$p:E\to B$ is fibration then $p_*:map(X,E)\to map(X,B)$ is fibration as well.

Question

$p:E\to B$ is fibration then for $X$ being compactly generated weakly Hausdorff space $p_*:map(X,E)\to map(X,B)$ is fibration as well.

We'd like to show that for any $Y$ and continuous $f$ and homotopy $H$ exists lift $\tilde H$ s.t. following diagram is commutative: $$ \begin{matrix} Y & \xrightarrow{f} & map(X,E) \\ \left\downarrow{i_0}\vphantom{\int}\right. & \nearrow{\tilde H}\vphantom{\int}& \left\downarrow{p_*}\vphantom{\int}\right.\\ Y\times I& \xrightarrow{H} & map(X,B) \end{matrix} $$ My attempt was to construct $\tilde H$ using fact that $p$ is fibration, namely for every element $y \in Y$ (which can be done because $Y$ is set):

$$ \begin{matrix} X & \xrightarrow{f(y)} & E \\ \left\downarrow{i_0}\vphantom{\int}\right. & \nearrow{\tilde H(y,\square)}\vphantom{\int}& \left\downarrow{p}\vphantom{\int}\right.\\ X\times I& \xrightarrow{H(y,\square)} & B \end{matrix} $$

where $H(y,\square): (x,t)\mapsto H(y,t)(x)$. Then homotopy given by formula $\tilde H: (y,t) \mapsto \tilde H(y,t)$ gives us demanded lift in first diagram. Is it correct proof? Where did I use (indirectly) assumption about $X$ being CGWH space or one can get rid of it? My suspicion suggest that this assumption could have used if we had consider all those diagrams in $\mathcal{Top}$ category not $\mathcal{Set}$ (I don't know in which category this problem should hold but the assumption suggests that it may be $\mathcal{Top}$).
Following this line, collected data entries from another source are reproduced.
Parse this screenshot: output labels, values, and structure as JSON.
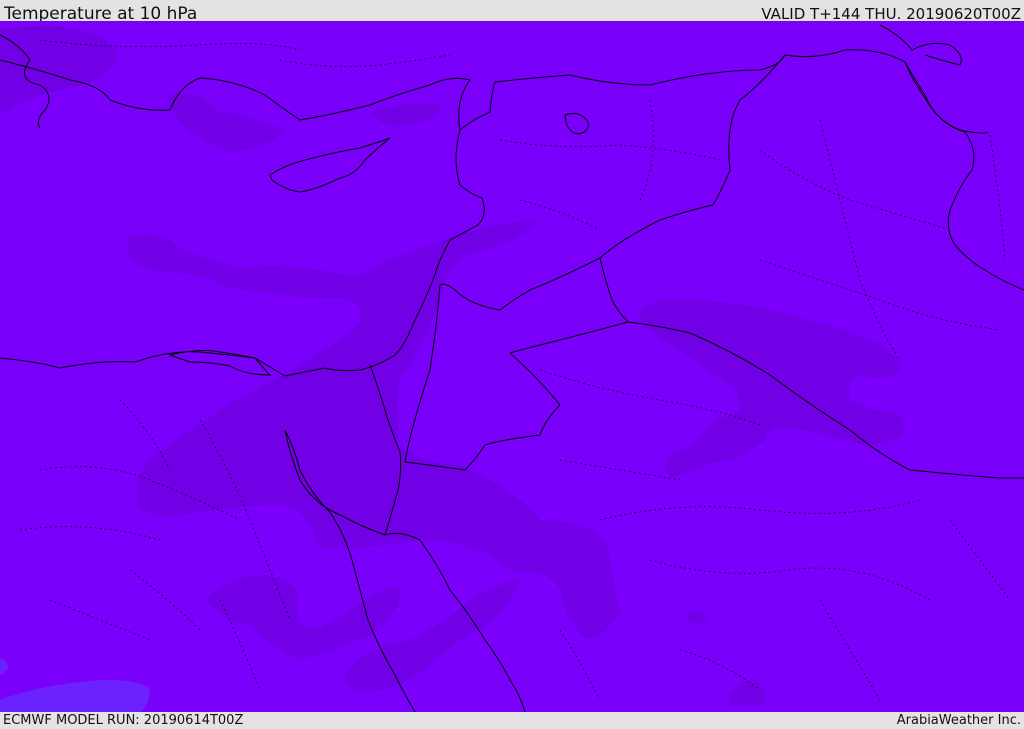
{
  "header": {
    "title": "Temperature at 10 hPa",
    "valid": "VALID T+144 THU. 20190620T00Z"
  },
  "footer": {
    "model_run": "ECMWF MODEL RUN: 20190614T00Z",
    "credit": "ArabiaWeather Inc."
  },
  "map": {
    "base_color": "#7a00fb",
    "band_color": "#7200e6",
    "cool_color": "#6c22ff",
    "border_color": "#000000"
  }
}
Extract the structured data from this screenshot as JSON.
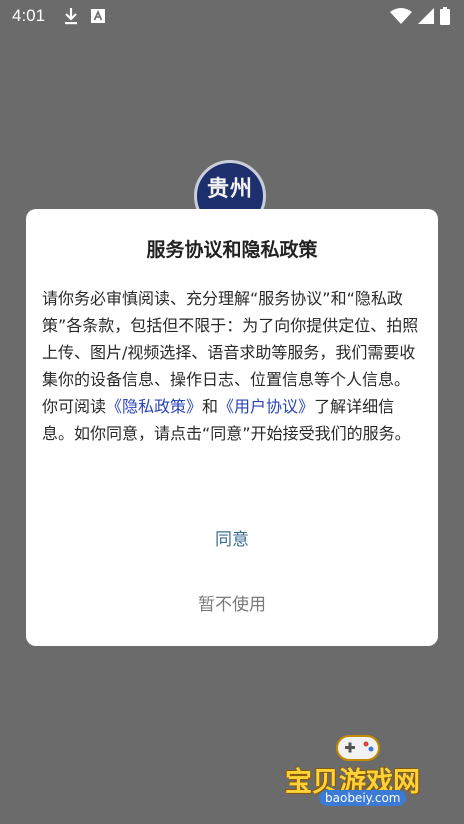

I'm not familiar with CGWH spaces so I'd be glad for stressing where this assumption plays a role.

Answer 1

Expanding on the comment of Adeel, you have to exploit the following easy fact about orthogonal classes of arrows in categories:

Let $F\dashv G$ be two adjoint functors between categories $\mathcal{C}\leftrightarrows\mathcal{D}$; then $Ff\perp g$ in the category $\mathcal D$ (i.e., $Ff$ has the LLP with respect to $g$ in $\cal D$) if and only if $f\perp Gg$ in the category $\cal C$.
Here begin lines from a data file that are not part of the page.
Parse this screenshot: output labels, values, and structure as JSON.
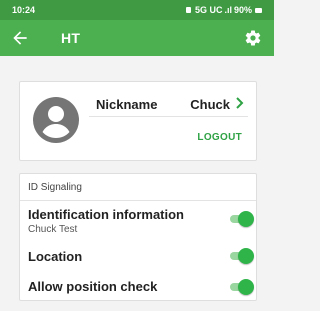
{
  "status_bar": {
    "time": "10:24",
    "network": "5G UC",
    "signal": ".ıl",
    "battery": "90%"
  },
  "app_bar": {
    "title": "HT",
    "back_icon": "arrow-left-icon",
    "settings_icon": "gear-icon"
  },
  "profile": {
    "avatar_icon": "account-circle-icon",
    "nickname_label": "Nickname",
    "nickname_value": "Chuck",
    "chevron_icon": "chevron-right-icon",
    "logout_label": "LOGOUT"
  },
  "id_signaling": {
    "header": "ID Signaling",
    "rows": [
      {
        "label": "Identification information",
        "sublabel": "Chuck Test",
        "enabled": true
      },
      {
        "label": "Location",
        "sublabel": "",
        "enabled": true
      },
      {
        "label": "Allow position check",
        "sublabel": "",
        "enabled": true
      }
    ]
  },
  "colors": {
    "status_bar": "#3f9a43",
    "app_bar": "#4caf50",
    "accent": "#2fb44a",
    "logout_text": "#2ea244",
    "background": "#f3f3f3"
  }
}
Now apply this to $X\times(-)\dashv Map(X,-)$; the exercise is not finished (it remains showing that $X\times i$ is again an acyclic cofibration!) but I think it's the best hint to work conceptually.

Answer 2

Solution which I came up with today:

Let's recall the definition of a cocylinder $P(p)$ i.e. the pullback of such diagram: $$ \begin{matrix} P(p) & \xrightarrow{p'} & P(B) \\ \left\downarrow{p_0}\vphantom{\int}\right. & & \left\downarrow{p_0}\vphantom{\int}\right.\\ E& \xrightarrow{p} & B \end{matrix} $$ (where $p':(e,\omega)\mapsto p \circ \omega$). We may apply this for object $P(E)$ and morphisms $p_* :P(E) \to P(B)$, $p_0:P(E)\to E$ obtaining a unique arrow $\bar p :P(E) \to P(p)$. However we know that $p$ is fibration iff $\exists s:P(p) \to P(E)$ such that $ \bar p \circ s = id_{P(p)}$.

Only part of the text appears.